Die Vermarktung der Gewerbeflächen in städtischem Besitz läuft sehr erfolgreich. In den Gewerbegebieten „Drahtwerk Nord-Areal (DNA)“ und „Kleber“ wird in absehbarer Zeit alles vermarktet sein. Derzeit laufen vielversprechende Verhandlungen für die Vermarktung der letzten Grundstücke auf dem DNA. Dies berichtet der Aufsichtsratsvorsitzende der St. Ingberter Gewerbegelände-Entwicklungsgesellschaft (GGE), Thomas Magenreuter (CDU). Die GGE feiert in diesem Jahr ihr 20-jähriges Bestehen. Sie war 1998 zur Entwicklung des Drahtwerk Nord-Areals gegründet worden. Seit dieser Zeit wurden weitere Gewerbegebiete und -flächen erschlossen bzw. erweitert und zahlreiche Unternehmen angesiedelt. Das schuf zahlreiche neue Arbeitsplätze und brachte unverzichtbare Einnahmen in Form der Gewerbesteuer. Der Anteil an Gewerbeflächen in St. Ingbert ist im Vergleich zu anderen Kommunen hoch.

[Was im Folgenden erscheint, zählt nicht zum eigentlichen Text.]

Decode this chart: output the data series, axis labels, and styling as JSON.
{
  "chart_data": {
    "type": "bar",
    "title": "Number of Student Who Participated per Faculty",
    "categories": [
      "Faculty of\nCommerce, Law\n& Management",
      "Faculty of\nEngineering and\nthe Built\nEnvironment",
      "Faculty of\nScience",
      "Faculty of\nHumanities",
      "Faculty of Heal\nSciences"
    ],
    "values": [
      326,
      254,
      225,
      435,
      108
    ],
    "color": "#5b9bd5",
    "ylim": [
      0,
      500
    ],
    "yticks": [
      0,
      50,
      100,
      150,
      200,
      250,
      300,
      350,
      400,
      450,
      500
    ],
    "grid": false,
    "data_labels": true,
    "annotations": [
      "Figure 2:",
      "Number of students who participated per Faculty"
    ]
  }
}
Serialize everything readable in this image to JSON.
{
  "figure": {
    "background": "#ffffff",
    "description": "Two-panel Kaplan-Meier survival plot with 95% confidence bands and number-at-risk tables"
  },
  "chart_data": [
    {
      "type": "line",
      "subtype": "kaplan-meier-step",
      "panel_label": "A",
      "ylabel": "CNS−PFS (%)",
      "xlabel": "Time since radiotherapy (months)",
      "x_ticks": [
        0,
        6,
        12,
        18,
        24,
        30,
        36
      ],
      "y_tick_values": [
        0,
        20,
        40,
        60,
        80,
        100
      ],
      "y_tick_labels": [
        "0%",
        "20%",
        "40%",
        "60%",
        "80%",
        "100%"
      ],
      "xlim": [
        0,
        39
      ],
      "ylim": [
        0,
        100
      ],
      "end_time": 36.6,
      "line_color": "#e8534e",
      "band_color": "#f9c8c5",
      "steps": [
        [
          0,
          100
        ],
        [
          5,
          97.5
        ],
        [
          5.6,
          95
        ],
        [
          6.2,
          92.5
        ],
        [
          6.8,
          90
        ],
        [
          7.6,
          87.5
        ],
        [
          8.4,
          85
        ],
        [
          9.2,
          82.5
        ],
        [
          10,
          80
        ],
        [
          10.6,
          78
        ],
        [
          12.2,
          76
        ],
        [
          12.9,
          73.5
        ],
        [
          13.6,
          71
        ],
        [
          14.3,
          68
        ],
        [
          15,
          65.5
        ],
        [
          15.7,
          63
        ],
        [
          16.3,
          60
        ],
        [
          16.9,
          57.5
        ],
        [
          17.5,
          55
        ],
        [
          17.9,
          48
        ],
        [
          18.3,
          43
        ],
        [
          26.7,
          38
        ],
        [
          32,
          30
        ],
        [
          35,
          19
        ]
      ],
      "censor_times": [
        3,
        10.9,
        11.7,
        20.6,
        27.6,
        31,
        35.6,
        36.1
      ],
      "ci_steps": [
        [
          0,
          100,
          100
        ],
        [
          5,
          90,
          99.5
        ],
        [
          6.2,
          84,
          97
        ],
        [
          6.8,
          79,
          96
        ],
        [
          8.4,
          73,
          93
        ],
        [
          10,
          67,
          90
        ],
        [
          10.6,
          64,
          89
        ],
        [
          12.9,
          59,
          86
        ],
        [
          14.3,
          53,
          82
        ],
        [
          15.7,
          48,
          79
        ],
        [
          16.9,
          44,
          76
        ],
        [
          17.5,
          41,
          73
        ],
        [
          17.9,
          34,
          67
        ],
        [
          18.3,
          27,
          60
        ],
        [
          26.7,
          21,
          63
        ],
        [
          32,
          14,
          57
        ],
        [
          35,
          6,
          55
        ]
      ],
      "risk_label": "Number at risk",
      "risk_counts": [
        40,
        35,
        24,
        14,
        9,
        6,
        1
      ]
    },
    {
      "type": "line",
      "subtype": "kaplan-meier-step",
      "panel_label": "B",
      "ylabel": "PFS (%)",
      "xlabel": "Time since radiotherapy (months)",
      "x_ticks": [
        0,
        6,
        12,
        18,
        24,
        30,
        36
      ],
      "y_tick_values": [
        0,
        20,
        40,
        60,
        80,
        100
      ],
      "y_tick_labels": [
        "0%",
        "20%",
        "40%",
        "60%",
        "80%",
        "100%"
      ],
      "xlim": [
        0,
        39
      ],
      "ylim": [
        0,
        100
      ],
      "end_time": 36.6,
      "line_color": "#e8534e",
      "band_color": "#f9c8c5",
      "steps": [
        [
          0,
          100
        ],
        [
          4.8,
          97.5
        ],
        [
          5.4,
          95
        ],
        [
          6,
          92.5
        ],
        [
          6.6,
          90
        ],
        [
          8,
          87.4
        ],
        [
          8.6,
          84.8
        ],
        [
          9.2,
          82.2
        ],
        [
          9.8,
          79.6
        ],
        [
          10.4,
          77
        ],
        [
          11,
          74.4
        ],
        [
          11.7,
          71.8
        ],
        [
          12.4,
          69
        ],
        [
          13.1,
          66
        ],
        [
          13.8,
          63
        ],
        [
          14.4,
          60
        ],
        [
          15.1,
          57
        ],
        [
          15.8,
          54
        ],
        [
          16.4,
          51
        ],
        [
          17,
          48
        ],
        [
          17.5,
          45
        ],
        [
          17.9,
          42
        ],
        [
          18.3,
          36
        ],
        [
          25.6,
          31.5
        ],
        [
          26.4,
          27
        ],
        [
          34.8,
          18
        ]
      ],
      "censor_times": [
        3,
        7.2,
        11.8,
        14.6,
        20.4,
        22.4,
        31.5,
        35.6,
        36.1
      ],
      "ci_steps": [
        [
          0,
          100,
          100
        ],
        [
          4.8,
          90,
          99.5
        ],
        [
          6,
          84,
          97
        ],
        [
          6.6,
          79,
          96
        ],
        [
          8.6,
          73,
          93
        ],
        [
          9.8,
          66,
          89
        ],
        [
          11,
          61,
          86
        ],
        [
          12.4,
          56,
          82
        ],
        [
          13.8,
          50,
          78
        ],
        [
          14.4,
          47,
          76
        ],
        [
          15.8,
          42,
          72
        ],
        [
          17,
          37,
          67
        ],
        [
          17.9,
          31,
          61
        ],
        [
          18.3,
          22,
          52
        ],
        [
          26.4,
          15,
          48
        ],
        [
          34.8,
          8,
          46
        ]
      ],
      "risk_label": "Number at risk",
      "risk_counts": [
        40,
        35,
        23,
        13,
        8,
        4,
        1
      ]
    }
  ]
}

Um der auch zukünftig vorhandenen Nachfrage nach gewerblichen Bauflächen gerecht zu werden, wird aktuell der Flächennutzungsplan der Stadt überarbeitet und auf zukünftige Bedarfe ausgerichtet. Neben den erfreulichen Tatsachen, dass sich St. Ingberter Unternehmen vergrößern wollen bzw. müssen, oder eine Neuansiedlung bzw. Verlagerung von Unternehmen von außerhalb in die Stadt erfolgt, sind es gerade auch Neugründungen, welche die Zukunft einer Stadt positiv prägen können. Die Arbeitswelt befindet sich in einem grundlegenden Umbruch. Neue Technologien, demografischer Wandel und eine zunehmende Globalisierung verändern die Art und Weise, wie, wo und wann wir arbeiten.

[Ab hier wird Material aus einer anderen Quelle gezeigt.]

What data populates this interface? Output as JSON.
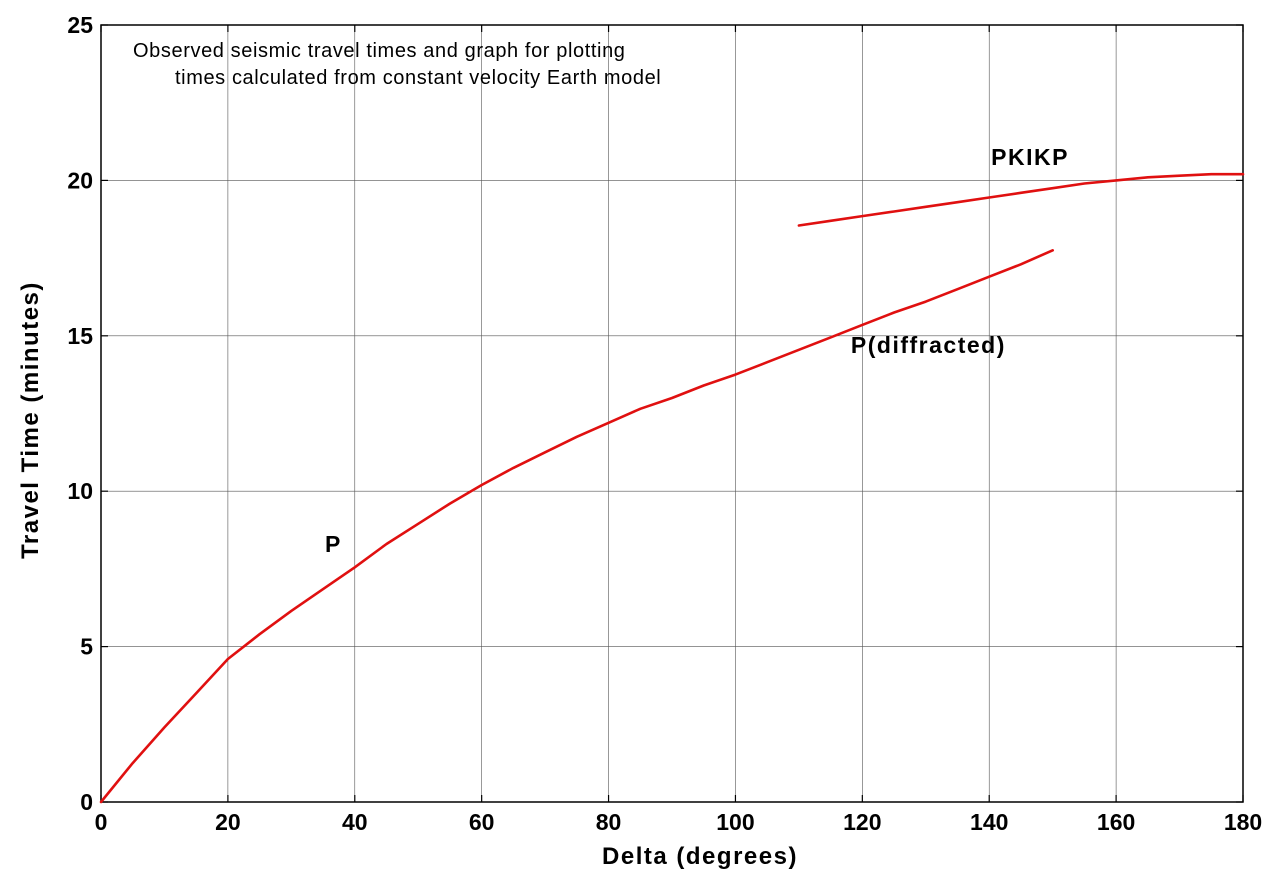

Hier bietet das neue Helmholtz-Zentrum für Informationssicherheit für unsere Stadt die große Chance, einen Schritt in die Arbeitswelt von morgen zu machen. Ab etwa 2026 soll das Zentrum auf dem nahen Uni Campus im Vollbetrieb sein. Es wird sich wie die bekannten Helmholtz-Zentren Alfred-Wegener-Institut für Polar- und Meeresforschung oder das Deutsche Zentrum für Luft- und Raumfahrt auch seinen Namen machen.

Laut Information der Helmholtz-Gemeinschaft konnten von 2005 bis 2014 insgesamt 118 sogenannte Spin-Offs erfolgreich gegründet werden. Die Insolvenzquote der Helmholtz-Ausgründungen ist überdurchschnittlich gering. „Es besteht kein Zweifel, dass auch aus dem neuen Zentrum für Informationssicherheit viele Ausgründungen entstehen werden; weiterhin sind Ansiedlungen namhafter Firmen zu erwarten, die mit dem Zentrum kooperieren werden. Die Chance zur Ansiedlung solcher zukunftsträchtiger Unternehmen kann und darf sich St. Ingbert nicht entgehen lassen, merkt der Vorsitzende der CDU-Stadtratsfraktion, Dr. Frank Breinig, an.

„Es gibt in St. Ingbert einige Industriebrachen, die sich für solche Ausgründungen eignen würden. Hier gilt es, dass sich GGE und Stadt dieses Themas annehmen, um frühzeitig die Rahmenbedingungen für die Ansiedlung solcher Unternehmen zu schaffen und vor allem zu kommunizieren“, so der Aufsichtsratsvorsitzende Magenreuter abschließend. Die CDU-Fraktion wird entsprechende Anträge in die zuständigen Gremien einbringen.